Screen Shot 2013-09-21 at 8.32.48 AM1 El poder triunfó. Su control sobre la sociedad y el individuo es absoluto. No queda ni el recuerdo de lo que sea el ámbito de la intimidad personal. La Policía del Pensamiento observa cada uno de tus pasos y sentimientos más reservados. Puede acusarte sin sentirse obligada a probar nada porque acusar es condenar. Una sospecha contra ti es un boleto de viaje a la muerte o a la más insondable degradación. Hay un enorme Ministerio destinado a cambiar la historia, borrar la memoria y reescribirla como eslabón del proceso revolucionario dirigido por el caudillo, el Gran Hermano. Los textos educativos son reescritos para enaltecer al victorioso héroe trasmutado en deidad. Se reeditan las viejas ediciones de los periódicos. Se eliminan del recuerdo los caídos en desgracia.
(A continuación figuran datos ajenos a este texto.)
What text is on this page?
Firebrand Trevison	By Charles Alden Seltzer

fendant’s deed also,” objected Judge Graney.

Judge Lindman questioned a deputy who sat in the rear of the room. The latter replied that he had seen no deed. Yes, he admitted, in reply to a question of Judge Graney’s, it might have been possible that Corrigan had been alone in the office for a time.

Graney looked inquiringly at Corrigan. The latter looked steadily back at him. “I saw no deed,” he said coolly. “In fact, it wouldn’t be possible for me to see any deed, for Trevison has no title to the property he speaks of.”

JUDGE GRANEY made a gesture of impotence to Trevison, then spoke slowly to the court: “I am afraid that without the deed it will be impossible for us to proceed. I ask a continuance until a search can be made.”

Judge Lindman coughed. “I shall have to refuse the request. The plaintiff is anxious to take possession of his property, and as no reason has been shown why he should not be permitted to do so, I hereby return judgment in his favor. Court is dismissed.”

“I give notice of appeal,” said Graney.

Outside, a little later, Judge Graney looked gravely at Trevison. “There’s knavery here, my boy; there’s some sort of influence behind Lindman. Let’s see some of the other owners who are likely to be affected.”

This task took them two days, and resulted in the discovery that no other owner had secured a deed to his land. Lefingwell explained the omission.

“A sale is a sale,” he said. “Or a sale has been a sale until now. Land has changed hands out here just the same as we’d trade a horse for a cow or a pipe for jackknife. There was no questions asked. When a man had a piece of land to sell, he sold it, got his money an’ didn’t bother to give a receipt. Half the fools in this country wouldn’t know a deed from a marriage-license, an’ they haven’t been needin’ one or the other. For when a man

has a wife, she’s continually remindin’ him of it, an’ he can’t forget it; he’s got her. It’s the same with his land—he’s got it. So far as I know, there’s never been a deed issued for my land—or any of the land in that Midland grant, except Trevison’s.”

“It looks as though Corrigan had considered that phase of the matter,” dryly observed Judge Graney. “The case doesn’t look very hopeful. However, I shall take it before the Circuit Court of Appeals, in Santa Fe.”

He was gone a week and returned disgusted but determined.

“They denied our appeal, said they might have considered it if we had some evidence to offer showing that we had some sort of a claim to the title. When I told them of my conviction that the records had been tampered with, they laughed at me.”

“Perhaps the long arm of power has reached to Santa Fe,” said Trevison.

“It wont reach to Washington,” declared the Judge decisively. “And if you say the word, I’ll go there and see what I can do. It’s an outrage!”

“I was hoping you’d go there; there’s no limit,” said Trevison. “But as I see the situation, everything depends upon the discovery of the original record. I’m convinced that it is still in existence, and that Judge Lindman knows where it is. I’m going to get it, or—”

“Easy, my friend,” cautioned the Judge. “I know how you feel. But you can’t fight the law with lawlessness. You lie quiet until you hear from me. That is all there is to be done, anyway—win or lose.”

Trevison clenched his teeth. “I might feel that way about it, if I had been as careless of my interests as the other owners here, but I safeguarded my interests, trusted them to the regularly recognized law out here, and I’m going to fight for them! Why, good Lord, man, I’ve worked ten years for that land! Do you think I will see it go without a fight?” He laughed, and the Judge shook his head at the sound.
A cada momento se paralizan las actividades para corear “dos minutos de odio”.
Vayas donde vayas, en cada esquina, el Gran Hermano te sigue con la mirada.
Una advertencia gráfica. Debajo de sus ojos amenazantes, sus grandes mostachos.
George Orwell no da nombres en su obra aterradora, pero sabemos que se refiere a Stalin, el dueño de la vida y la muerte.
No hay un boceto más brutal de lo que sea el totalitarismo; más plástico, más impresionante. Y sin embargo un régimen como el expuesto por Orwell en 1984, su sombría novela, no existió nunca. Ni Hitler, ni Stalin.
El relato es una maqueta de matemática precisión, que al final solo será una aproximación, excelente o no, pero eso: una aproximación. No es perfecta por la resistencia de la realidad, las irregularidades, los accidentes.

La resistencia de la realidad en cada espacio disputado es la clave para revertir los avances totalitarios.

2 Pocos aprenden en la biografía de los demás. La condena del culto a Stalin marcó un sorprendente viraje cuyo destino final fue la muerte del totalitarismo soviético.

La insurgencia contra el estalinismo comenzó en 1956, en el XX Congreso del PCUS. Jruschov empuñaba la batuta. No cuestionó el sistema socialista pero desmontó la mítica figura del sacralizado dictador georgiano y acuñó el concepto de “culto a la persona”. Fue un escándalo, una proeza, un alivio. Dictó la nueva línea general del comunismo. Dictadura del partido, sí; endiosamiento y culto religioso a un líder, nunca más.

¿Nunca más? Cuatro años después de estos sucesos apareció Fidel, el ominoso culto en versión antillana. No obstante, quedó encerrado en las fronteras de Cuba hasta reproducirse cincuenta años más tarde en Venezuela. Los errores e inconsecuencias de las revoluciones leninistas del siglo XX resucitaron al conjuro del modelo de Chávez.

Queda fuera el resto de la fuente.